Now MySQL ticks a lot of checkboxes above and provides many inbuilt DB features (auto increment, indexes, partitions) that make it easy to create efficient datastores upfront with relative ease.
But the matter of fact is - MySQL was originally designed as a single-node system and not with the modern distributed data center setup in mind. Also, unless very carefully planned, audited and updated, MySQL schema can become too rigid to help accommodate needs of a dynamic data model.
At Eightfold, our data architects realized this early on and thought of how to implement a datastore that gives us the best of both worlds -
- Excels at traditional DB properties (ACID) providing us DB features like auto increment, indexes, paritions, etc.
- Has a balanced read/write performance
- Doesn’t have us worried about the future limitations of scale
- And best of all - lets us use SQL, which can be called the ‘English language of the database world’
To achieve this, we implemented our data model in MySQL with a few key ground rules -
- No SQL foreign key relationships
- No JOINS in SQL for production queries
- By default, prefer columns instead of an opaque JSON blob
- JSON is OK for certain data that may be unstructured
- Denormalize data in tables based on use case, caching and write/update paths
It might be evident from above that each of our table has one set of individual columns and another set of JSON blobs. This helps us achieve a normalization and denormalization hybrid.
Each top-level entity - like candidate profile or job position - has its table with standard individual columns that we may frequently use in indexes, eg: timestamps, users, category, etc.
The json blob field, on the other hand, may store any unstructured data that is directly associated with table entity. Eg: Details of certifications of a profile as a certificates_json column in profile table.
This follows a set of second-level entities like profile tags, notes, etc. that need a reference to the original top-level entity - profile in this case.
While we may store the id of the top-level profile in a column in profile_tag for instance, we do not establish a SQL foreign key relationship. This helps us still keep relationships loose.
A top-level entity may have a one-to-many relationship with other entities just by aggregating entity ids as part of the data_json field.
Our tables are designed in a way that most application lookups are
The true merit of our data model showed up once we started implementing our own custom application-level sharding on top of MySQL.
Almost 95% of our data is logically partitioned on basis of customer ids. We needed a way to physically partition these customer ids into multiple database clusters without losing out on O(1) lookup performance.
Introducing a layer of indirection in between, we mapped customers to logical shards and shards to physical clusters. This made sure we could distribute a customer in one or many clusters, or have multiple customers present on the same physical cluster. Our data infrastructure could operate in both single and multi tenant modes.
Implementation - We use entity id to encode details of which shard a customer maps to. Each table row also has the customer_id.
entity_id = <shard_id> << A | <sequence_id> customer_id
<sequence_id> is generated from a sequence table that has an auto_increment field, while there is no auto_increment field in our main data table.

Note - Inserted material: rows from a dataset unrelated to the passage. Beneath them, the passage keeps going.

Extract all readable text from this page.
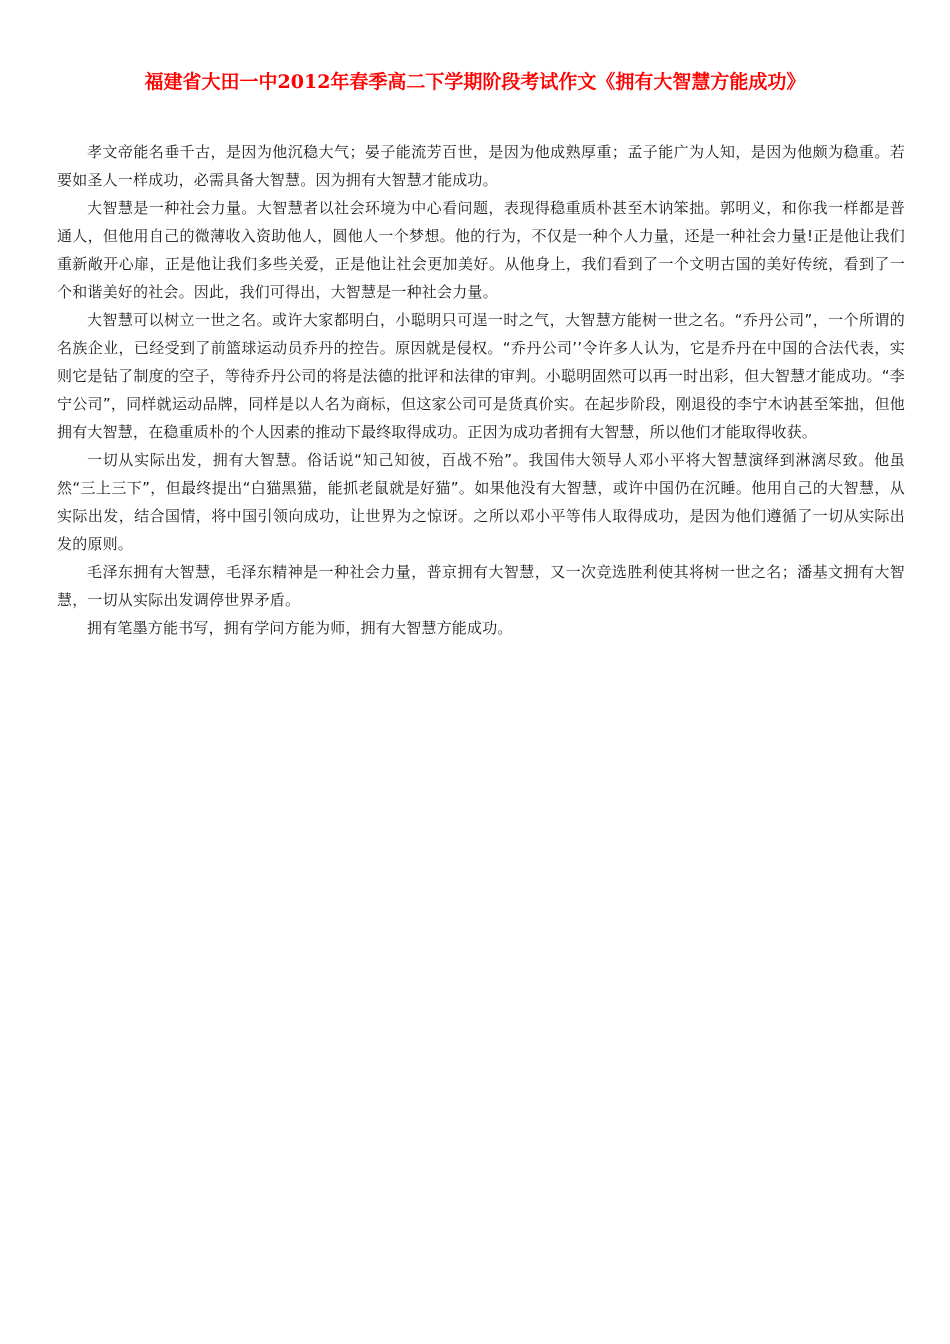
福建省大田一中2012年春季高二下学期阶段考试作文《拥有大智慧方能成功》

孝文帝能名垂千古，是因为他沉稳大气；晏子能流芳百世，是因为他成熟厚重；孟子能广为人知，是因为他颇为稳重。若要如圣人一样成功，必需具备大智慧。因为拥有大智慧才能成功。

大智慧是一种社会力量。大智慧者以社会环境为中心看问题，表现得稳重质朴甚至木讷笨拙。郭明义，和你我一样都是普通人，但他用自己的微薄收入资助他人，圆他人一个梦想。他的行为，不仅是一种个人力量，还是一种社会力量!正是他让我们重新敞开心扉，正是他让我们多些关爱，正是他让社会更加美好。从他身上，我们看到了一个文明古国的美好传统，看到了一个和谐美好的社会。因此，我们可得出，大智慧是一种社会力量。

大智慧可以树立一世之名。或许大家都明白，小聪明只可逞一时之气，大智慧方能树一世之名。“乔丹公司”，一个所谓的名族企业，已经受到了前篮球运动员乔丹的控告。原因就是侵权。“乔丹公司’’令许多人认为，它是乔丹在中国的合法代表，实则它是钻了制度的空子，等待乔丹公司的将是法德的批评和法律的审判。小聪明固然可以再一时出彩，但大智慧才能成功。“李宁公司”，同样就运动品牌，同样是以人名为商标，但这家公司可是货真价实。在起步阶段，刚退役的李宁木讷甚至笨拙，但他拥有大智慧，在稳重质朴的个人因素的推动下最终取得成功。正因为成功者拥有大智慧，所以他们才能取得收获。

一切从实际出发，拥有大智慧。俗话说“知己知彼，百战不殆”。我国伟大领导人邓小平将大智慧演绎到淋漓尽致。他虽然“三上三下”，但最终提出“白猫黑猫，能抓老鼠就是好猫”。如果他没有大智慧，或许中国仍在沉睡。他用自己的大智慧，从实际出发，结合国情，将中国引领向成功，让世界为之惊讶。之所以邓小平等伟人取得成功，是因为他们遵循了一切从实际出发的原则。

毛泽东拥有大智慧，毛泽东精神是一种社会力量，普京拥有大智慧，又一次竞选胜利使其将树一世之名；潘基文拥有大智慧，一切从实际出发调停世界矛盾。

拥有笔墨方能书写，拥有学问方能为师，拥有大智慧方能成功。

Now once our metadata stores mapping between customer_id to shards and shards to physical clusters, so while making db connections we can pick the correct cluster or set of clusters to execute the query in.
Keeping our sharding scheme backwards compatible, we had used shard_id 0 for all these customers. But with more data we needed to ‘extract’ these customers out from shard_id 0 to newer shards existing on separate clusters.
To achieve this, we created a shard migration framework that was capable of performing in-place id translation from one shard_id to another. We were able to achieve this in a simple way due to the no-foreign-key constraint.
While operating in data stores across multiple AWS regions - some of these did not support AWS Global clusters. We hence wanted to build a equivalent global replication framework, that can make sure clusters across regions are eventually consistent.
We again made use of our sharding strategy to include a global bit -
entity_id = <global_bit> << B | <shard_id> << A | < <sequence_id>
We also implemented SQS based propagation of db save operations that are handled in the other region by a batch processing framework.